We have been in Le Marin, Martinique since our last update–at least mostly!

When we first arrived, the dock was full of boats that were full of people we knew. Lots of socializing and many sea stories were traded.

The main harbour in Le Marin, Martinique. Since the arrival of the Sahara Dust it has not been anywhere nearly this clear.

The weather has been consistent to the point of boredom. About 90ºF during the day, and high 70’s at night. Other than one day of rain, it is partly or mostly cloudy. The biggest topic of discussion locally about weather is the large amount of dust in the air blown up off the Sahara Dessert and across the ocean. Parts of our boat are liberally sprinkled with rich orange dust from 3,000 miles away.

Today’s satellite measurements of airborne dust

While here we have scheduled a couple deliveries. Week last we finished moving a boat from Fort Lauderdale to Deltaville, VA, and next week we will be moving another boat from St Thomas in the US Virgin Islands to here in Martinique.

Generally, we don’t post much about deliveries, that is more the prerogative of the client. But here is a quick example of the perils of being a delivery skipper. The boat had two ways of keeping the batteries charged. The alternator on the main engine, which we already knew had “issues.” In addition there was a diesel powered generator, which had been working well in the weeks leading up to the delivery. Unfortunately, the first time we needed it, the engine on the generator started and ran, but only at idle speed, insufficient to generate any usable power.
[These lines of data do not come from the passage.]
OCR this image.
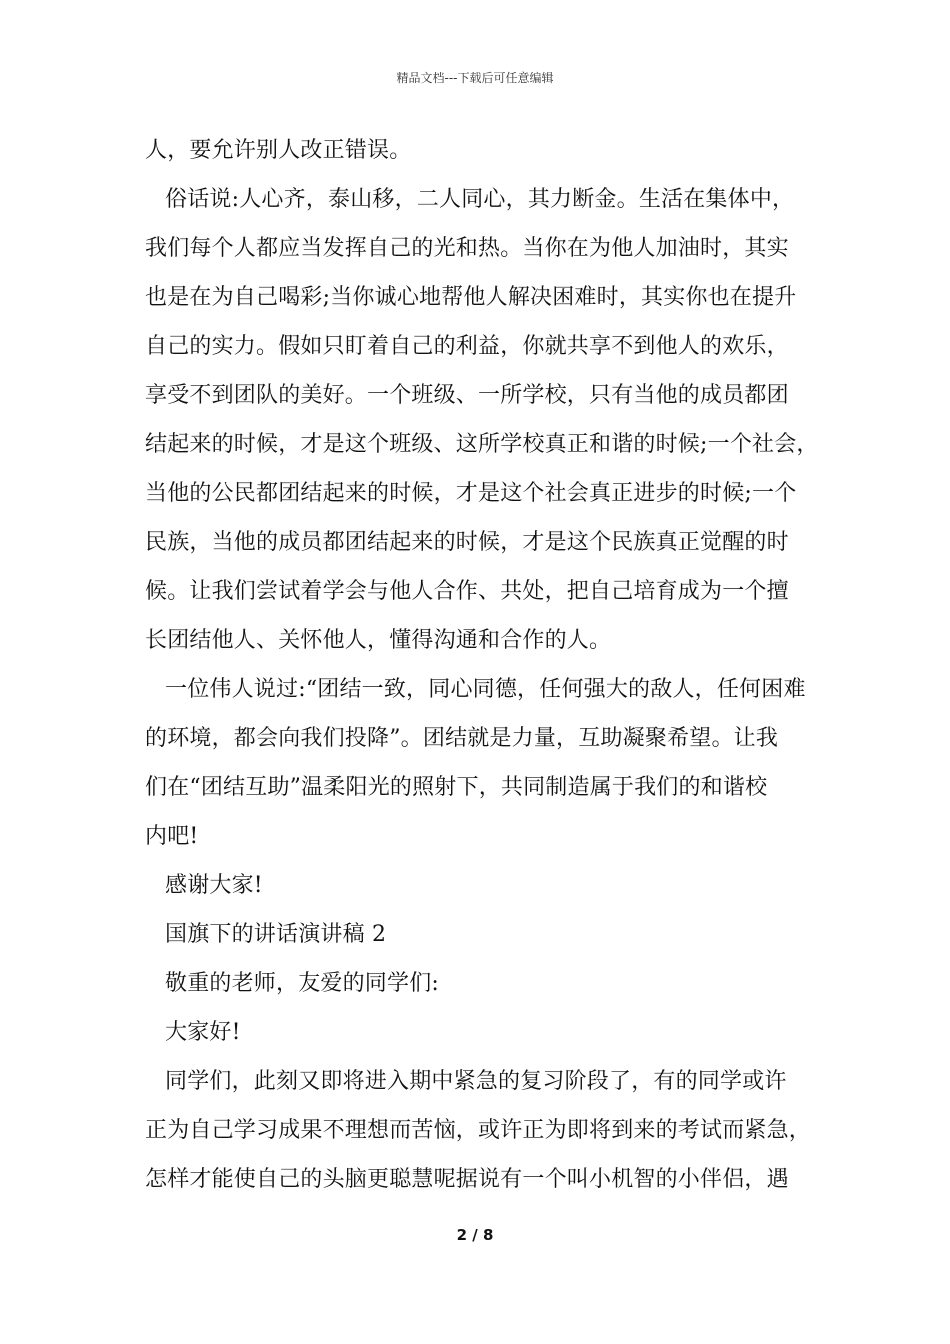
精品文档---下载后可任意编辑
人，要允许别人改正错误。
俗话说:人心齐，泰山移，二人同心，其力断金。生活在集体中，
我们每个人都应当发挥自己的光和热。当你在为他人加油时，其实
也是在为自己喝彩;当你诚心地帮他人解决困难时，其实你也在提升
自己的实力。假如只盯着自己的利益，你就共享不到他人的欢乐，
享受不到团队的美好。一个班级、一所学校，只有当他的成员都团
结起来的时候，才是这个班级、这所学校真正和谐的时候;一个社会，
当他的公民都团结起来的时候，才是这个社会真正进步的时候;一个
民族，当他的成员都团结起来的时候，才是这个民族真正觉醒的时
候。让我们尝试着学会与他人合作、共处，把自己培育成为一个擅
长团结他人、关怀他人，懂得沟通和合作的人。
一位伟人说过:“团结一致，同心同德，任何强大的敌人，任何困难
的环境，都会向我们投降”。团结就是力量，互助凝聚希望。让我
们在“团结互助”温柔阳光的照射下，共同制造属于我们的和谐校
内吧!
感谢大家!
国旗下的讲话演讲稿 2
敬重的老师，友爱的同学们:
大家好!
同学们，此刻又即将进入期中紧急的复习阶段了，有的同学或许
正为自己学习成果不理想而苦恼，或许正为即将到来的考试而紧急，
怎样才能使自己的头脑更聪慧呢据说有一个叫小机智的小伴侣，遇
2 / 8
It turns out the throttle linkage was broken. It’s not often I get to make a temporary repair on a boat with baling wire, but in this case it got us to our destination.

OK, I KNOW it is really ugly. But it did get us to where we needed to be!

When we returned from the delivery that ended in Virginia, all of the people we know back in Le Marin had scattered in various directions on the ocean. It seems strange to be here “alone.”

Harmonie Visits the Boat Spa

Harmonie has been getting a lot of work done by the staff of the local Amel service center. Some of the projects are significant routine service that we did not have the time or tools to do, some of them are upgrades and cosmetic improvements. The Amel staff does exceptionally good work, they know these boats better than anybody, with the possible exception of the factory in La Rochelle, France. They are about the only crew I would ever turn over major mechanical work to, and then leave the boat with them while we went off on a delivery.

I know we have said it before, but if you own an Amel and it is even remotely possible, you need to get the boat here and have Alban and his crew give it a good going over. Their labor rates are reasonable, they have the parts they need, and they do an excellent job. Just as an example, Karen asked them if they have the little rubber feet that support the wood shower grates up off the fiberglass floor in the head. The reply was, “Sure, how many do you need?”

All that, AND the price for space at the marina is also one of the lowest we have paid anywhere in the Caribbean, or the East Coast of the USA. Costs of supplies and food are reasonable, and the best selection of boat supplies in the Caribbean, outside of Sint Maartin. The down side is that there are three chandleries within walking distance from the dock, and somehow they all seem to carry (mostly) different things. Sometimes you just have to visit them all to find exactly what you are looking for.

What’s Next?

As soon as we finish the next delivery we will begin serious preparations for moving north. Karen has a number of places she really wants to stop in the Bahamas that we skipped on the way down to take advantage of favorable weather.

Our first stop back in the US will likely be Brunswick, GA. We have some clients there with a work list that will keep me busy for a few weeks, then we will probably head further north to avoid the heat of the southern summer.